I think if I’m going to accuse the model’s heuristic of being “wrong” then it’s only fair that I provide an alternative. Here’s an attempt at explaining why “Mary” is the right answer to “When Mary and John went to the store, John gave a drink to”:
John probably gives the drink to one of the people in the context (John or Mary).
If John were the receiver, we’d usually say “John gave himself a drink”. (Probably not “John gave a drink to himself”, and never “John gave a drink to John”.)
The only person left is Mary, so Mary is probably the receiver.
Instead the model “cheats” with a heuristic that might work quite often on the training set but doesn’t properly understand what’s going on, which makes it generalize poorly to adversarial examples.
I wonder whether this wrongness just reflects the smallness of GPT2-small, or whether it’s found in larger models too. Do the larger models get better performance because they find correct heuristics instead, or because they develop a more diverse set of wrong heuristics?
Very interesting work! I have a couple questions.
Looking at your example, “Then, David and Elizabeth were working at the school. Elizabeth had a good day. Elizabeth decided to give a bone to Elizabeth”. I’m confused. You say “duplicating the IO token in a distractor sentence”, but I thought David would be the IO here?
I also tried this sentence in your tool and only got a 2.6% probability for the Elizabeth completion.
However, repeating the David token raises that to 8.1%.
Am I confused about the meaning of the IO or was there just a typo in the example?
I’d love if you could expand on this (maybe with an example). It sounds like you’re implying that the circuit you found is not complete?
Thanks for your comment!
You are right, there is a typo here. The correct sentence is “Then, David and Elizabeth were working at the school. David had a good day. Elizabeth decided to give a bone to Elizabeth”
When using the corrected adversarial prompt, the probability of S (“Elizabeth”) increases while the probability of IO (“David”) decreases.
Thanks a lot for spotting the typo, we corrected the post!
A way we think the circuit can differ depending on examples is if there are different semantic meaning involved. For instance, in the example above, the object given is a “bone” such that a “a dog” could also be a plausible prediction. If “Elizabeth decided to give a kiss”, then the name of a human seems more plausible.
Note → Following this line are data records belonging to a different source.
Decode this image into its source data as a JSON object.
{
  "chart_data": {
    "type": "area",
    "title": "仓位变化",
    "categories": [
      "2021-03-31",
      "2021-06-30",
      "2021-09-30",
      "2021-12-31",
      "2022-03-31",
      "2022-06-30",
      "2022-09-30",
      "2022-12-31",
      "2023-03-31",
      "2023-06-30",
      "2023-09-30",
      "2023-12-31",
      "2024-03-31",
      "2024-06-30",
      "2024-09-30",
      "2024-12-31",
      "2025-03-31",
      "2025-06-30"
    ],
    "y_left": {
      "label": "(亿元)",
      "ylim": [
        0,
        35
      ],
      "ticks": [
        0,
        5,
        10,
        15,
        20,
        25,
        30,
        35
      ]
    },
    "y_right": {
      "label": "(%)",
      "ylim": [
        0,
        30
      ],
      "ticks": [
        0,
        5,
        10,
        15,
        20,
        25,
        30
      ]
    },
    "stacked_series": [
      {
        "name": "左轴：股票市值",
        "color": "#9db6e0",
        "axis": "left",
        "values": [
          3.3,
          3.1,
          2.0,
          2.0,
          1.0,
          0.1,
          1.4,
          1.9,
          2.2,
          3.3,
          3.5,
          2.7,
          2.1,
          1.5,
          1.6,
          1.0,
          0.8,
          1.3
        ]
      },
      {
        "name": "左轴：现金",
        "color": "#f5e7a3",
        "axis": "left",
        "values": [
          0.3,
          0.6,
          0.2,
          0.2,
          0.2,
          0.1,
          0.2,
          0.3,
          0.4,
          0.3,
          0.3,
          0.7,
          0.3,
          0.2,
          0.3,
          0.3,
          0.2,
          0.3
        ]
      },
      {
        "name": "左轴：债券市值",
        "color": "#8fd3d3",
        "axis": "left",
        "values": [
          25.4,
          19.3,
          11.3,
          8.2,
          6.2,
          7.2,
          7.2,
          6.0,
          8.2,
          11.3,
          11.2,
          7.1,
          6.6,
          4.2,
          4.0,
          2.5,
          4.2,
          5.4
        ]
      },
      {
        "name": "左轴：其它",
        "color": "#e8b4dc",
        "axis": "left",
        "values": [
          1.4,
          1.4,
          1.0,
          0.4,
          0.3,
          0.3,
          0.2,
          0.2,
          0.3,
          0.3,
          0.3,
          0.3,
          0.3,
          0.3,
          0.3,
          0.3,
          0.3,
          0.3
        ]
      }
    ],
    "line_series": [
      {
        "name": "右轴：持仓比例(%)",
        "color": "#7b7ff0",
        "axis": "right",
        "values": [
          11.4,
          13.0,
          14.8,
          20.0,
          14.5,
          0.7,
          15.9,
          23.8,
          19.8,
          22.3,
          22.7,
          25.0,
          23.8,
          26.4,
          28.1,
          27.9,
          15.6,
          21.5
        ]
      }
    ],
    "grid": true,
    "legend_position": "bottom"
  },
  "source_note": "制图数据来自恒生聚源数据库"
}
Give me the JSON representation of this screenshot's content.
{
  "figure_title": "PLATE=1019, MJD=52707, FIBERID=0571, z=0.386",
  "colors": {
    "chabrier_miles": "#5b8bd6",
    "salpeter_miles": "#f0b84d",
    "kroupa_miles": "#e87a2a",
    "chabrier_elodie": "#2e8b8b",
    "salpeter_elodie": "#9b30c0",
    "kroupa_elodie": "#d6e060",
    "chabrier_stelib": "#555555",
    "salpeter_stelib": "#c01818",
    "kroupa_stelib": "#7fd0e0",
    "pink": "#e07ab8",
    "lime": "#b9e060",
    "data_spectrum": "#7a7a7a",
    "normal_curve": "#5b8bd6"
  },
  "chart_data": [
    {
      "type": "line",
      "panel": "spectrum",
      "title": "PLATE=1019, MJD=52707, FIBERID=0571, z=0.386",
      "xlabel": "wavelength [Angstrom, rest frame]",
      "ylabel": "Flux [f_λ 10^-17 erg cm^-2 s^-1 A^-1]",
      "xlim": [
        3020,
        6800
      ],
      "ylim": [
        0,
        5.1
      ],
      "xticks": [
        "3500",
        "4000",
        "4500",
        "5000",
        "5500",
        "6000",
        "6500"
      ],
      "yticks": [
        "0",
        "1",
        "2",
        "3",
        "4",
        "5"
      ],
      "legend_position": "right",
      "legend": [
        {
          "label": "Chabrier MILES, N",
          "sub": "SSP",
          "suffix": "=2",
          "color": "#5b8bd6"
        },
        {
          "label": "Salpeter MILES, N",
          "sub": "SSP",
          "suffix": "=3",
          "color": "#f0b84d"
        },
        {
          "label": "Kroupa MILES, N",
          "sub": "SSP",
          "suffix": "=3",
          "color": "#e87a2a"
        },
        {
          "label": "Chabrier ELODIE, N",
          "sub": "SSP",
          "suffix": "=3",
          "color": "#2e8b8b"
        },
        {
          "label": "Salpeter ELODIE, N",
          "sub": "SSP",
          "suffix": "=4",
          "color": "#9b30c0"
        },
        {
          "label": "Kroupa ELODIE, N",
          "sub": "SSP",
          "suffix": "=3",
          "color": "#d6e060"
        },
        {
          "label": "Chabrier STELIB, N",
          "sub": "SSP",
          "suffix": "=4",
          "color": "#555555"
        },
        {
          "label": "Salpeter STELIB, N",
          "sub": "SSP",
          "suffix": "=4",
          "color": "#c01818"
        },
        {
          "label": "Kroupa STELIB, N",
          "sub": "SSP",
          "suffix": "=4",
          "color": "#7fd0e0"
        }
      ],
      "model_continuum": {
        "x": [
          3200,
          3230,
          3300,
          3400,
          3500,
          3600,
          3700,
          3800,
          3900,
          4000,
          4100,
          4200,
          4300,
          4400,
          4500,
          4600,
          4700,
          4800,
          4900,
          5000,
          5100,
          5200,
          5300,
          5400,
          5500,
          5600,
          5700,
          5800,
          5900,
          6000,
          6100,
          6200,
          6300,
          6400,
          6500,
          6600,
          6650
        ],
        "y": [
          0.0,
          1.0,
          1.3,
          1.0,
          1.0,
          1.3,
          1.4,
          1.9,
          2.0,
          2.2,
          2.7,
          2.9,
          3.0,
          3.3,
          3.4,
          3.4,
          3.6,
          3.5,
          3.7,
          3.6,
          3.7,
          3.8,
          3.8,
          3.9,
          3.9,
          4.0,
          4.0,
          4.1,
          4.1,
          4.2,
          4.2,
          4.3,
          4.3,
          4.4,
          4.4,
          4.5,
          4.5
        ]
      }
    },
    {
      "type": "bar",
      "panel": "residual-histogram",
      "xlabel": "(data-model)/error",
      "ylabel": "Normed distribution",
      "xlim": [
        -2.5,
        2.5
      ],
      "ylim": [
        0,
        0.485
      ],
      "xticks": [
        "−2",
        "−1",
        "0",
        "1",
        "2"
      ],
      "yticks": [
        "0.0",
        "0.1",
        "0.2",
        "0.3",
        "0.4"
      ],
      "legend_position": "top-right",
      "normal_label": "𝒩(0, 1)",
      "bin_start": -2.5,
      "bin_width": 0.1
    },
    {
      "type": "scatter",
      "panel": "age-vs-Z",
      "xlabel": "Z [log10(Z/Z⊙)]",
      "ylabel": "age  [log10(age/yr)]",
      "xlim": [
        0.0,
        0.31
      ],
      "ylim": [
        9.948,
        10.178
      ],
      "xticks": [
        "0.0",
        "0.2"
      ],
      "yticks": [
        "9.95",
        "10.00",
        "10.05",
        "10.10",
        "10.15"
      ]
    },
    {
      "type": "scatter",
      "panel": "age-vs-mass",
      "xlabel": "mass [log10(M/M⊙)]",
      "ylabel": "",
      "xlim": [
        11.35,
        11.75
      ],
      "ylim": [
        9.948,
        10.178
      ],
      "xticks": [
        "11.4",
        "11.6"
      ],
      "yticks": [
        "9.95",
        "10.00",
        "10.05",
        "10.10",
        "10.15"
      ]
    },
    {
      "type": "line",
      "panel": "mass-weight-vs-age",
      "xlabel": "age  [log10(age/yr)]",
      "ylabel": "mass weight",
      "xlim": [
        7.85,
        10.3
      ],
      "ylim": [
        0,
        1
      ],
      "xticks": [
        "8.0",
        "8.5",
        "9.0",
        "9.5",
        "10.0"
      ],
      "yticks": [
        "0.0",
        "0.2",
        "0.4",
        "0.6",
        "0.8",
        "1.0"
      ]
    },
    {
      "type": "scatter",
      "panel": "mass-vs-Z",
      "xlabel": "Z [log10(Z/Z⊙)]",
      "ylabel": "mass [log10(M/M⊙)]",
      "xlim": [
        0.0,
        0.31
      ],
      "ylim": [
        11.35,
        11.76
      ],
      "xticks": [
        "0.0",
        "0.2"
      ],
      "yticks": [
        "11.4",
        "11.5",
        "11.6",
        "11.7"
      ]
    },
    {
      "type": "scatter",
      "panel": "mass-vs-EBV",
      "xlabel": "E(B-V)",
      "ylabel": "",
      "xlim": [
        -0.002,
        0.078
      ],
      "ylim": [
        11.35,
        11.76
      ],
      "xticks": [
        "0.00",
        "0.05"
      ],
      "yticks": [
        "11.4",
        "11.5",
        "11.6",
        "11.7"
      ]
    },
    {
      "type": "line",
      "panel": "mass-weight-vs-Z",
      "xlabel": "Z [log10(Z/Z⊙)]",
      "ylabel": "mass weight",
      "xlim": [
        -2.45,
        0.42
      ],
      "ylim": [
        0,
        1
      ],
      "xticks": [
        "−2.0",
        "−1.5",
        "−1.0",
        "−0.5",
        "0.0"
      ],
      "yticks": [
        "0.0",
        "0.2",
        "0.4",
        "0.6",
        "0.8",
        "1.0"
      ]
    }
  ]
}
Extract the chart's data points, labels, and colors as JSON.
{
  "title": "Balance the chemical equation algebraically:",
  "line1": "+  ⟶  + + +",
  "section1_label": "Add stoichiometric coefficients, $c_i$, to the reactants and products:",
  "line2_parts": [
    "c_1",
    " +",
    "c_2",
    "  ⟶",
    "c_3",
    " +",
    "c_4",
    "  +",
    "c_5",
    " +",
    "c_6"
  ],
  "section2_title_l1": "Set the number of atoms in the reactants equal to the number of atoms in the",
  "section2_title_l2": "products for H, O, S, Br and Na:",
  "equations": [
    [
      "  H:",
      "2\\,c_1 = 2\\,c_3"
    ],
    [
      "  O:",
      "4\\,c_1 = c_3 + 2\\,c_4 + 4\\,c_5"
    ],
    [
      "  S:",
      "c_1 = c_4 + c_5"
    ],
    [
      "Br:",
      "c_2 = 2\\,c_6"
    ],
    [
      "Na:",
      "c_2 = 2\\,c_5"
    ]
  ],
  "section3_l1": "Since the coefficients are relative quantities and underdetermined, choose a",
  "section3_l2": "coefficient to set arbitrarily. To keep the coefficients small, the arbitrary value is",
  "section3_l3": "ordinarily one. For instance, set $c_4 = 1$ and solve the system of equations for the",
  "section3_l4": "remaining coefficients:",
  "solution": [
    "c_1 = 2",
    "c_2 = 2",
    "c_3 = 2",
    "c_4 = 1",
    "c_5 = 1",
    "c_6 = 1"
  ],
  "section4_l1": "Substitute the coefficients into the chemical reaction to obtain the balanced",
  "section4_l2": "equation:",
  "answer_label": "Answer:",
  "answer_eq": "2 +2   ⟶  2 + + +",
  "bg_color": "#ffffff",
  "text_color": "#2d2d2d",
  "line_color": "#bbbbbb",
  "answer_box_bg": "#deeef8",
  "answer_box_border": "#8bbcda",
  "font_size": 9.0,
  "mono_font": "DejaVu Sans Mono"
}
If this is the case, then there should be additional components interfering with the circuit we described to incorporate information about the meaning of the object.
In addition to semantic meaning, there could be different circuits for each template, different circuits could be used to handle different sentence structures.
In our study we did not investigate what differ between specific examples as we’re always averaging experiments results on the full distribution. So in this way the circuit we found is not complete, as we can not explain the full distribution of the model outputs. However, we would expect that each circuit would be a variation of the circuit we described in the paper.
There are other ways we think our circuit is not complete, see the section 4.1 for more experiments on these issues.
Exciting work! A minor question about the paper:
Does this mean that it writes a projection of S1′s positional embedding to S2′s residual stream? Or is it meant to say “writing to the position [residual stream] of [S2]”? Or something else?
Thanks for the feedback!
Our current hypothesis is that they write some information about S1′s position (that we called the “position signal”, not as straightforward as a projection of its positional embedding) in the residual stream of S2. (See the paragraph “Locating the position signal.” in section 3.3). I hope this answer your questions.
We currently think that the position signal is a relative pointer from S2 to S1, computed by the difference between the positions S2 and S1. However, our evidence for this claim is quite small (see the last paragraph of Appendix A).
That’s definitely an exciting direction for future research!